What a prick. Yes, my high school friend Hank Shteamer is returning, not only as a fan excited to relive the days of the Daily Grind and Gee Coffee, but also as the drummer for the New York-based prog-punk band Stay Fucked (sometimes billed as “Stay Fxxked”). Hank, together with New Yorkers Joe Petrucelli on guitar and Andres Marino on bass, will be sharing the bill with Giants Chair at Fucked’s July 4 and 5 dates at the Brick and the Jackpot, along with fellow NYC noisemakers Archaeopteryx. And I’m a little jealous.

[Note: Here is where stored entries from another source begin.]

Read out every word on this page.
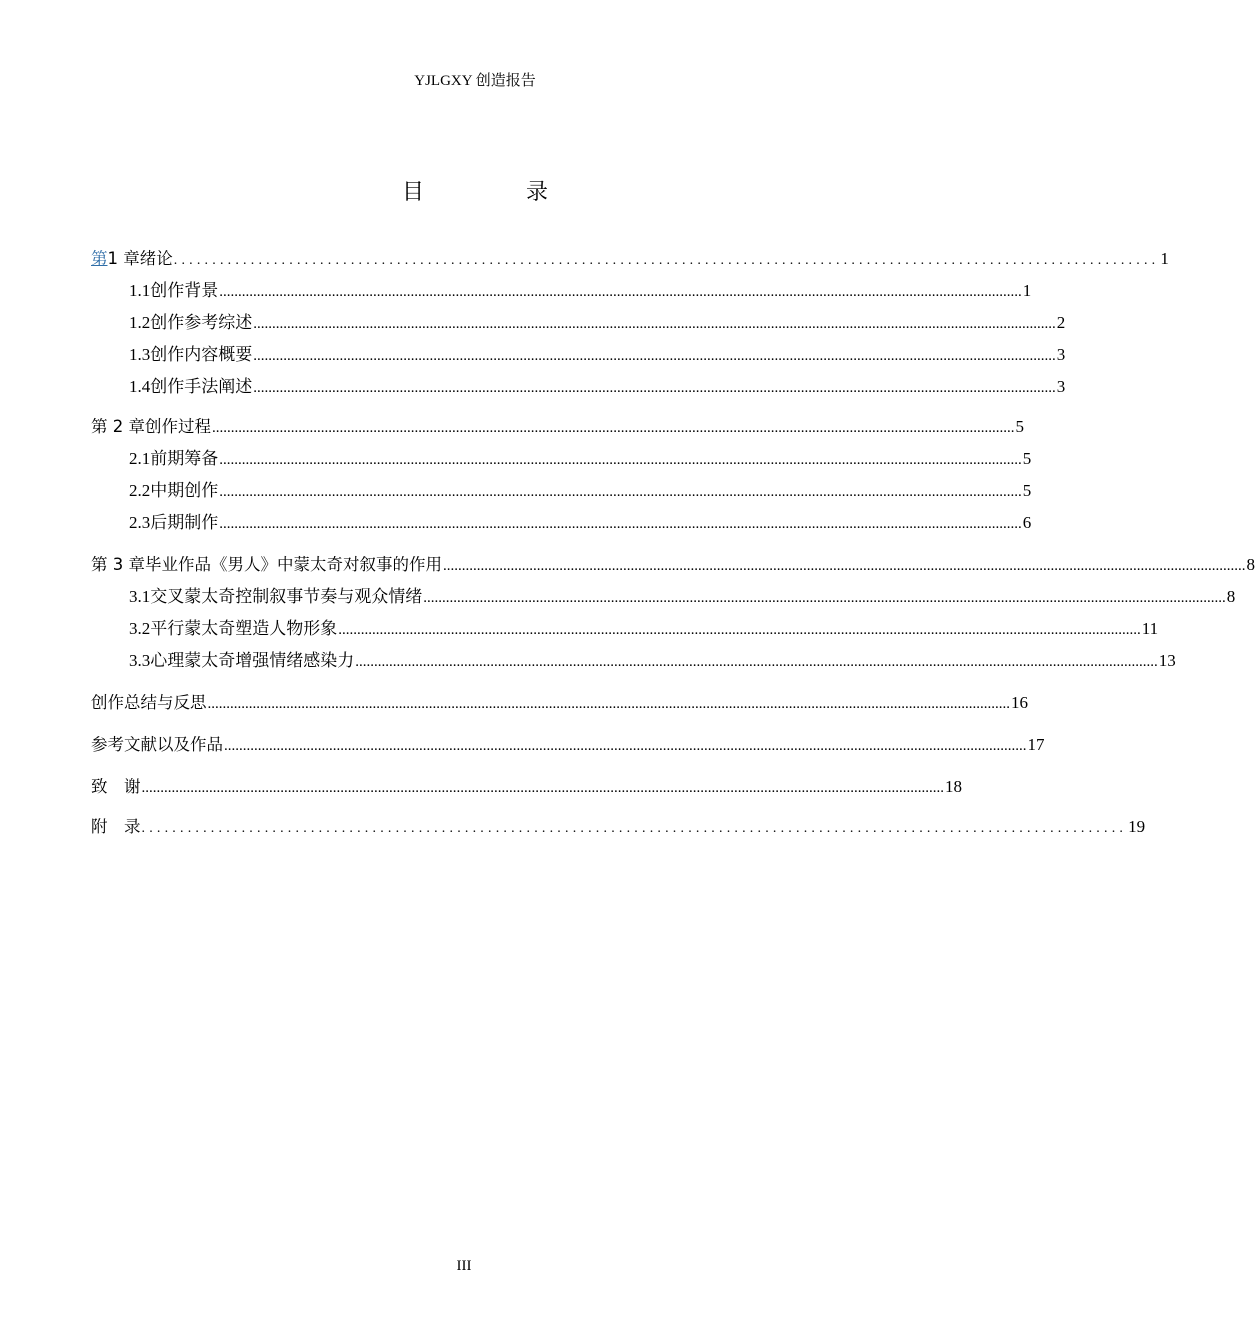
YJLGXY 创造报告
目　录
第 1 章 绪论 ................................................................................................................................ 1
1.1 创作背景 ...................................................................................................................................................................................................................... 1
1.2 创作参考综述 ...................................................................................................................................................................................................................... 2
1.3 创作内容概要 ...................................................................................................................................................................................................................... 3
1.4 创作手法阐述 ...................................................................................................................................................................................................................... 3
第 2 章 创作过程 ...................................................................................................................................................................................................................... 5
2.1 前期筹备 ...................................................................................................................................................................................................................... 5
2.2 中期创作 ...................................................................................................................................................................................................................... 5
2.3 后期制作 ...................................................................................................................................................................................................................... 6
第 3 章 毕业作品《男人》中蒙太奇对叙事的作用 ...................................................................................................................................................................................................................... 8
3.1 交叉蒙太奇控制叙事节奏与观众情绪 ...................................................................................................................................................................................................................... 8
3.2 平行蒙太奇塑造人物形象 ...................................................................................................................................................................................................................... 11
3.3 心理蒙太奇增强情绪感染力 ...................................................................................................................................................................................................................... 13
创作总结与反思 ...................................................................................................................................................................................................................... 16
参考文献以及作品 ...................................................................................................................................................................................................................... 17
致　谢 ...................................................................................................................................................................................................................... 18
附　录 ................................................................................................................................ 19
III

OK, it’s not like Stay Fucked is headlining a stadium tour or anything — in fact, this is their first time away from the East Coast. But as silly as it might sound for a kid who was weaned on Giants Chair, Season to Risk, Boys Life, Quitters Club, Black Calvin and Kill Creek and who spent all his time hanging around Spiney Norman’s and Recycled Sounds, playing on a bill with Scott Hobart and the pre-misery boys is no small achievement.
“I remember seeing Giants Chair in the middle of a blizzard at the Daily Grind one time; the bassist had some trouble getting from his job at the Nelson to the show, so [we] were just standing around waiting,” Hank remembers. “I think there were only, like, 10 people there, but I remember the band being amazing that night. I think that might have been when I first heard the songs from Purity and Control, which is an album I still listen to often.
“This music was extremely influential to me — it had an intensity I’ve rarely seen since. [KC] bands played with tons of sweat and conviction, which to me are pretty much the cardinal virtues of music,” he says.
To some, Stay Fucked might seem to be somewhat all-over-the-place, with dubious categorizations like prog- punk and postpunk thrash, and influences ranging from the Descendents to Maha-vishnu Orchestra, but the music is not short on the sweat or the conviction. Raucous and rousing, with unexpected catchiness to temper its tight complexity, it draws you in even as it defies explanation. I can’t claim to be without bias, but I can think of few bands to better complement the earnest intensity and controlled chaos of Giants Chair.
Still, this Independence Day may bring with it a little sadness. After all, most of the places and bands we remember from those days are gone, and seeing old friends and the music we used to love will undoubtedly make us feel our age a little. But for a few hours, we’ll pretend we’re 17 again by drinking cheap beer, listening to loud music without concern for our eardrums, and maybe setting some shit on fire. Sad, maybe, but decidedly rock and roll.